Saturday, December 20, 2014

On Twitter Outrages And Related Topics

Slate has a long list of useful articles to understand what an outrage means on Twitter and what ensues when an outrage has happened.  If you don't share that particular Twitter world, the articles may let you understand one negative side of social media.  It also has many positive sides*, but I'm the goddess of gloom, and if I'm tongue-tied (forked tongue-tied) on Twitter, it's because of the fear that 140 misunderstood characters will destroy my life forevermore.  Quoth the raven.

This links to something wider.   When I began blogging I looked at the keyboard like a child seeing a chocolate castle:  Mine!  All mine!  What fun we will have!

When I got comments the glee and joy trebled and quadrupled.  And then I learned about criticism and debate and not all of that was fun, but necessary, the way cod-liver oil is good for you (and bad for the cod), the way we all grow from criticism (except when we don't) and so on.

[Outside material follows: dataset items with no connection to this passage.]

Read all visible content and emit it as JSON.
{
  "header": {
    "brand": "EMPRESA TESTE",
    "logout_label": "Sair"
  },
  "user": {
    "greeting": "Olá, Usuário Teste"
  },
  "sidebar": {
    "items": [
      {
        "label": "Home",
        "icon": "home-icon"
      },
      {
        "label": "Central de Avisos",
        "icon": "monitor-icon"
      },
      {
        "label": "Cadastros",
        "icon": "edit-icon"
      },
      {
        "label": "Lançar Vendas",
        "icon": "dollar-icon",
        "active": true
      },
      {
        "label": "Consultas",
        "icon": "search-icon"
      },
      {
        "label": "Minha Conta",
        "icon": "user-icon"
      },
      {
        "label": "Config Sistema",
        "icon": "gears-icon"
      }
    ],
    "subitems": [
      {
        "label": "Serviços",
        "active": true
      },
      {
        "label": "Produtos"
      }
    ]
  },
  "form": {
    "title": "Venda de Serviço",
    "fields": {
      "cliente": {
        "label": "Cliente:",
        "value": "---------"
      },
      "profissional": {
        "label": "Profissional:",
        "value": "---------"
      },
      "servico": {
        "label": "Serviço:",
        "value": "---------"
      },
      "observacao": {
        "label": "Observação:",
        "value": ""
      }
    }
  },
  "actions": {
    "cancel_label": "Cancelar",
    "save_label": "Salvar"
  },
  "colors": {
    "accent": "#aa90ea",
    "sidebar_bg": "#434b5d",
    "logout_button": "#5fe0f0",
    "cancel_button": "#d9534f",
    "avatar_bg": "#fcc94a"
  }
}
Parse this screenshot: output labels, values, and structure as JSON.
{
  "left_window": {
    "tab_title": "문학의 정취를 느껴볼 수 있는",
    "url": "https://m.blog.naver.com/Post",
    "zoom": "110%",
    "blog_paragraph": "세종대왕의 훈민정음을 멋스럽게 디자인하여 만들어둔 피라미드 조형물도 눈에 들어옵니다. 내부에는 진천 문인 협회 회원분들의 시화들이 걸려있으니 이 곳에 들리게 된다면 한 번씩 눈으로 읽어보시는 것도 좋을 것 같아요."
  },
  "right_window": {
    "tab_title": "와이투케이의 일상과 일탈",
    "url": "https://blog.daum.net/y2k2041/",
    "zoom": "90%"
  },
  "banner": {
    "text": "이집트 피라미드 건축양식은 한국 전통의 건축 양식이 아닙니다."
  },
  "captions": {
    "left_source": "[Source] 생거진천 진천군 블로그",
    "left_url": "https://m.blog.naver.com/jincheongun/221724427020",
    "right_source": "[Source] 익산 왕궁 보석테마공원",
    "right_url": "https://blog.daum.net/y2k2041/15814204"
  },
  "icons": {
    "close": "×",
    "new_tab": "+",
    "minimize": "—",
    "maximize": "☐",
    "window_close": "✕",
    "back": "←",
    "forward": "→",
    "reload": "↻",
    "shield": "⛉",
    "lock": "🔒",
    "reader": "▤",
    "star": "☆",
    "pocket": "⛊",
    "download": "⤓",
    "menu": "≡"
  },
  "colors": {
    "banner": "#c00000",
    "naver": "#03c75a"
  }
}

But after a while I realized that I don't write about certain topics anymore, because I don't want the aggro.  And that is bad.  Or at least some part of my conscience thinks it's bad.  When I've tried to write on, say, why people firmly enter two separate camps on topic X** and why the conversation never advances beyond the point where the ramparts are reinforced I get comments about the two camps (ours is the correct one!) and more strengthening of the ramparts. 

That makes certain types of posts pointless.  Well, not fun, in any case.

All that is an attempt to explain why writing suddenly seems harder for me than it used to be (I'd send off a long post in as many minutes as it took to type it in, without any editing!  Oh those salad days!), why I think much more about what will happen after I press the Publish-button and why many of my posts are frozen in drafts.

Some of that is great!  It's good to check one's work carefully and to think about what one may have omitted or misrepresented.  But it's not as much fun.
*It allows some members of previously marginalized groups access to the public space, it allows the creation of movements (such as on Ferguson), it allows rapid spread of eyewitness interpretations of events and it allows some amount of direct access to the powers-that-be which can be turned into influence.  It also creates news which may have been ignored by the mainstream media and disseminates important information more widely.  All that is good (though eyewitness reports may be false and the spread of false statistics is still the spread of misunderstood statistics).

**The X could stand for feminists-and-prostitution, feminism-and-transgender-movement, Israel-vs-Palestine, Islamophobia-vs-multiculturalism-gone-amok and so on.  Even something as technical as the individual responsibility part of the ACA is one of those X-topics.  What all those seem to share is the impossibility of getting anywhere but the two-sides-disagreeing setting, whatever the actual contents of the post.  And no, I'm not treating the two camps on a certain topic as equally justified, say.